Chiefs for Change Board Chair Pedro Martinez and CEO Mike Magee issued the following statements today in response to news that Chiefs for Change Board Member John White will step down as Louisiana State Superintendent of Education.

Pedro Martinez:

John White’s announcement that he will step down as Louisiana State Superintendent is a bittersweet milestone for the students of that state and for education chiefs like myself who have learned so much by watching him and working with him.

John leaves behind the kind of legacy we all aspire to: greatly improved student graduation and post-graduate outcomes, an era of substantive teacher leadership statewide, and a host of fellow chiefs serving other communities who have turned to him for partnership over the years. He chose to move to Louisiana because of the opportunities and challenges before the state as it recuperated in the wake of Hurricane Katrina. From rejuvenating New Orleans’ and Baton Rouge’s schools to calling upon the state’s educators to see themselves as leaders, John has always brought vision, humility, passion, and commitment to his work. And when he talks about commitment, he knows what the word means; eight years later, he is the nation’s longest-serving state superintendent. 

A host of talented leaders and teachers will continue the work to put every child in Louisiana on a pathway to success. That they are ready to move forward is the greatest testimony to John’s leadership. 

Mike Magee: 

In eight years as the leader of the Louisiana Department of Education, John White has set the standard for deeply committed service. As the nation’s longest-serving state superintendent of education, John combined clarity of vision with unshakable determination to do what’s right for children and families. He leaves an extraordinary legacy: a cadre of skilled and diverse leaders he has mentored, a high-functioning state organization, and most important, children, families, and communities benefiting from a path to a better future.

I am personally grateful to John for the pivotal role he played as board chair of Chiefs for Change during a period when the organization grew from five to 37 members serving more than 7 million students. John has been and will continue to be a trusted colleague to dozens of the nation’s most successful education chiefs. 

Throughout his time in Louisiana, John’s strong values guided his role as a leader. In his own words:

Schools should be a place that reflect the best aspirations that we all have, not just for our own kids, but other peoples’ kids. At every stage of the continuum, from birth to early adulthood, the education system should not just be about building skills and knowledge, but also creating opportunities to explore next steps in life. What that should ultimately lead to is a system where our high school graduates are credentialed not just with knowledge, not just with skills, but with a natural, clear path to a productive next step. … It has to be that you’re in a position to take care of yourself, you’re on your path to taking care of your own children, and you’re going to be a productive, loving, contributing, responsible member of our society. That, at the end of the day, should be the goal of the education system. 

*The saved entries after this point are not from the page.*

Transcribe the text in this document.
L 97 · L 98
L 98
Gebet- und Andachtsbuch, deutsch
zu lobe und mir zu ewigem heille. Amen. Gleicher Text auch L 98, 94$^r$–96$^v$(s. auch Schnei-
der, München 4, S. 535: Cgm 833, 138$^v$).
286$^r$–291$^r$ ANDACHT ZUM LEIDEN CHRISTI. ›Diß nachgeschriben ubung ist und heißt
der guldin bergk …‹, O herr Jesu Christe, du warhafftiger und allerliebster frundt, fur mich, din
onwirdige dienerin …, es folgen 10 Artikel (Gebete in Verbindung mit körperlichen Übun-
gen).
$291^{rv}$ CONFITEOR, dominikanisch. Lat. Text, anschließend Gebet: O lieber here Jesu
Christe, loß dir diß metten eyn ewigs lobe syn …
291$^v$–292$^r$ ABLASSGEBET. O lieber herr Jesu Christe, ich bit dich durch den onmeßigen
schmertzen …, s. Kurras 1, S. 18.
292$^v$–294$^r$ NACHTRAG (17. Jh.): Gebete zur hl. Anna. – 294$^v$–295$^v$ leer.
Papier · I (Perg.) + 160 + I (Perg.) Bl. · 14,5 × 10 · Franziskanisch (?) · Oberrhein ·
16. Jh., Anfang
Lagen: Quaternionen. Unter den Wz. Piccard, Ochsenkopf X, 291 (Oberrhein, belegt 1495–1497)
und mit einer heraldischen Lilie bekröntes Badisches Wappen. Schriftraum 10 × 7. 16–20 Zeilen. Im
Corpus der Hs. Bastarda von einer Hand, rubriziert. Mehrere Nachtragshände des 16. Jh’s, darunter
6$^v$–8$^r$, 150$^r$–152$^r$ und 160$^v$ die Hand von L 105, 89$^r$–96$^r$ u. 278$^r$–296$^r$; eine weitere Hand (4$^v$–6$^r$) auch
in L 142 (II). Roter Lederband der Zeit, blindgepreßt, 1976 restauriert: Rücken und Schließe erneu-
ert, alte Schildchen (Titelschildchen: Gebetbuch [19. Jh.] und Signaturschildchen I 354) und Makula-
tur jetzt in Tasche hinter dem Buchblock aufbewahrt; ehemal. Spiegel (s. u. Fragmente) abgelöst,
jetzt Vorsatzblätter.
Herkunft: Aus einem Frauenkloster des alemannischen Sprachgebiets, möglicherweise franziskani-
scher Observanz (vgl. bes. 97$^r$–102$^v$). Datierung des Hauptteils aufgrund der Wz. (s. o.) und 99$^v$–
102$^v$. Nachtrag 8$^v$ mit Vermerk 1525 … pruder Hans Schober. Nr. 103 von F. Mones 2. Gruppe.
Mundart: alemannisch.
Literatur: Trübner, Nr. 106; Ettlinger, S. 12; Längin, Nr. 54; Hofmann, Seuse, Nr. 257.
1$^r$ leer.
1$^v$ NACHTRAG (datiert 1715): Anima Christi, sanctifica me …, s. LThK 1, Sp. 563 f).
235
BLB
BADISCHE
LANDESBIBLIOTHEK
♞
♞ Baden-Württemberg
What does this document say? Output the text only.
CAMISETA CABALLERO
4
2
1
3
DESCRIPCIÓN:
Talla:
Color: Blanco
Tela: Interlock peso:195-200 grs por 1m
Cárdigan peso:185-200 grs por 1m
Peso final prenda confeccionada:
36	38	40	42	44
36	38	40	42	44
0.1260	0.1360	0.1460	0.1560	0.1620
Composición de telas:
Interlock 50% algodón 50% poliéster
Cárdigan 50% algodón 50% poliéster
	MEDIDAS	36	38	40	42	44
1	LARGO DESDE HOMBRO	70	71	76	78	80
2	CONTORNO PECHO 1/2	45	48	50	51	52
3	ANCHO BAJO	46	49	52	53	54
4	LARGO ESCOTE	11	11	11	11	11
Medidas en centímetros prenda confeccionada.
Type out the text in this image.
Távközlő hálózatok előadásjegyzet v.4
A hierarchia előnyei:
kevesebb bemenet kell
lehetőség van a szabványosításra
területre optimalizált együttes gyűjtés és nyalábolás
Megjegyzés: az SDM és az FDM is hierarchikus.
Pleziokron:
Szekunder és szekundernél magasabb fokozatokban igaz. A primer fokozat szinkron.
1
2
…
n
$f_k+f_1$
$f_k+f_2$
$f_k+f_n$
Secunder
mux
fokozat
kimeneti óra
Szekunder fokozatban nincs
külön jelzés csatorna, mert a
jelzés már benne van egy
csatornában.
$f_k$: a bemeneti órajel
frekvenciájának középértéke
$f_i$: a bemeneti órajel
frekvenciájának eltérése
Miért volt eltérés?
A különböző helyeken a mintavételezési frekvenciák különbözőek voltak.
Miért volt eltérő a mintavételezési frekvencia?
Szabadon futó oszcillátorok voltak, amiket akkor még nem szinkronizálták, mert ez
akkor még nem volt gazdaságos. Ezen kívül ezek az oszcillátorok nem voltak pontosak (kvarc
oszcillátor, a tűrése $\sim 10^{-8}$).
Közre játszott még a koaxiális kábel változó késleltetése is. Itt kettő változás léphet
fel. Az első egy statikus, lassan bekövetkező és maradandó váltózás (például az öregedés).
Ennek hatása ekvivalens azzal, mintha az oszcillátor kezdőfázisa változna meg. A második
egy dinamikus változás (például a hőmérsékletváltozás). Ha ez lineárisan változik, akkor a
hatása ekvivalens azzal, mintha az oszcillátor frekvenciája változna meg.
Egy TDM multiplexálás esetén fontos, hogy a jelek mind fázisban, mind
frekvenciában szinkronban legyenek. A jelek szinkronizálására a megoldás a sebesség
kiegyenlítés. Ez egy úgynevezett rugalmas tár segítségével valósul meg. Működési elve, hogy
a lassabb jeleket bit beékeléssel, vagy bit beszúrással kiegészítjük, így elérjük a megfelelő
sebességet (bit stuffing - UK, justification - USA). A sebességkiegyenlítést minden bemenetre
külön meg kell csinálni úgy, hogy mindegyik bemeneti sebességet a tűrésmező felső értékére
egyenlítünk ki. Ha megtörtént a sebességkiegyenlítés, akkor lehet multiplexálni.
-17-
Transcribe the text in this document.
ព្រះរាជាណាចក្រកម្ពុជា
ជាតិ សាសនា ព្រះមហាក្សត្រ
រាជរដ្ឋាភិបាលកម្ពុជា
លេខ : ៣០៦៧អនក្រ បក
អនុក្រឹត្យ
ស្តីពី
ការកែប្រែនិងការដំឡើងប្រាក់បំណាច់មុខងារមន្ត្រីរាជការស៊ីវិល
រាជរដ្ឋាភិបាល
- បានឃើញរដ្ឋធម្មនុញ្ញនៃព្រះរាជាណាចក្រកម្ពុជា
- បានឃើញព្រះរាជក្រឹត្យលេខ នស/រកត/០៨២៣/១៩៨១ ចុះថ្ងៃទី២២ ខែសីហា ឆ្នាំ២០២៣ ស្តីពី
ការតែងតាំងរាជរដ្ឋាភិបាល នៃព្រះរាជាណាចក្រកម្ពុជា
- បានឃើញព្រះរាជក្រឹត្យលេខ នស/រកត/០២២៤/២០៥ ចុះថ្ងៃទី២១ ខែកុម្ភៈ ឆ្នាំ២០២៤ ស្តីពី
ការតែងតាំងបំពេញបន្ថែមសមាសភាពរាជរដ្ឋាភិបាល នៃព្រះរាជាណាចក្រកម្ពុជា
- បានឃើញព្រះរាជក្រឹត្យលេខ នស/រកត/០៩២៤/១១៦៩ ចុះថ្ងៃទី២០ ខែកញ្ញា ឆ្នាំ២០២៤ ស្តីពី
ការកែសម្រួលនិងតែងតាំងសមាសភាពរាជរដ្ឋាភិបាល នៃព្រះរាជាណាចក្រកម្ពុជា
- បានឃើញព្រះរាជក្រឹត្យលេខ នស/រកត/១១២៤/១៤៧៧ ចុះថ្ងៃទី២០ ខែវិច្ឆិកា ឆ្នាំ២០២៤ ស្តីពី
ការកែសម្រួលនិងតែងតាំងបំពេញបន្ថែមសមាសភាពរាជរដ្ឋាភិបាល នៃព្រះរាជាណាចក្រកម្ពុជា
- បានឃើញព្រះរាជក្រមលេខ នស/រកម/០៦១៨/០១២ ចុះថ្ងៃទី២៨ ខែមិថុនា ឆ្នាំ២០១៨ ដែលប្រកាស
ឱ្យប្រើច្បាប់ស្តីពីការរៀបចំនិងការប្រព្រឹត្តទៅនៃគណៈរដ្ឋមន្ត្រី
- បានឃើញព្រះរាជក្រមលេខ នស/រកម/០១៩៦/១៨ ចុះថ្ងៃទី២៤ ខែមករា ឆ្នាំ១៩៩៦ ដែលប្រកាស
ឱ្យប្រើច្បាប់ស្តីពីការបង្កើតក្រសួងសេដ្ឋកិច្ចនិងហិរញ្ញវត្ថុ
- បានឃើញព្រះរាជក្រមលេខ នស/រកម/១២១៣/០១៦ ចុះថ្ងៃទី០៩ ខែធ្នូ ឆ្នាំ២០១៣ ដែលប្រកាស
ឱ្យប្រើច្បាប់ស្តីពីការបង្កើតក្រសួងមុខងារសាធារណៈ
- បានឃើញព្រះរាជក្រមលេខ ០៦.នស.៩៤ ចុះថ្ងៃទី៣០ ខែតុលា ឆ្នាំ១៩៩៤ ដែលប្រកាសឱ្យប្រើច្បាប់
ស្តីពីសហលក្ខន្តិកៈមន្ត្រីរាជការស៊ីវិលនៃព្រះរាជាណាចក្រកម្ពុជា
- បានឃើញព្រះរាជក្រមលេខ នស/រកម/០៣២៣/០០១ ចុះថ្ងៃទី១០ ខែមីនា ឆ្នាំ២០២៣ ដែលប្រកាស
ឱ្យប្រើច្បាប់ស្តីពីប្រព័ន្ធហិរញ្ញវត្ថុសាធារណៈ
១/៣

As John would surely agree, Louisiana is on a path to even greater success: More Louisiana students graduate from high school and enroll in college today than ever before. What’s more, those graduates have better opportunities and are better equipped to seize them: They complete more college courses and attain more high-growth, high-wage industry credentials. Although John will be the first to point out that the work to offer the state’s young people what they deserve is far from done, Louisiana’s schools and their students are certainly better off. The state has a plan and the leaders and teachers in place to see it through. 

John never forgot the wisdom of teachers and instead encouraged, cultivated, honored, and followed it. In 2012, he convened a small group of teachers to advise him in his new post. He sought their guidance for ways to include teachers, believing that they would be some of the best judges of what is best for kids. From that meeting grew an annual convening of Louisiana teachers representing almost every school in the state. Today, the Teacher Leader Summit has increased tenfold. When reflecting on how the state’s education system has changed over his tenure, John said, “The most promising thing that has happened here is that teachers are embracing change, teachers are owning change, and teachers are the ones who are pulling the change.” He may have left the classroom, but in his role as Louisiana State Superintendent, John brought the power of his colleagues’ voices to Baton Rouge with him.

When asked a while back what he’d like to be known for when the time eventually came for him to leave this role, John told me that whether you agreed or disagreed with him, he’d hope to be known as someone who gave it all – heart and soul – and, in basketball terms, left it all out on the floor. He has surely done that. 

I congratulate John on such remarkable achievements on behalf of the children of Louisiana.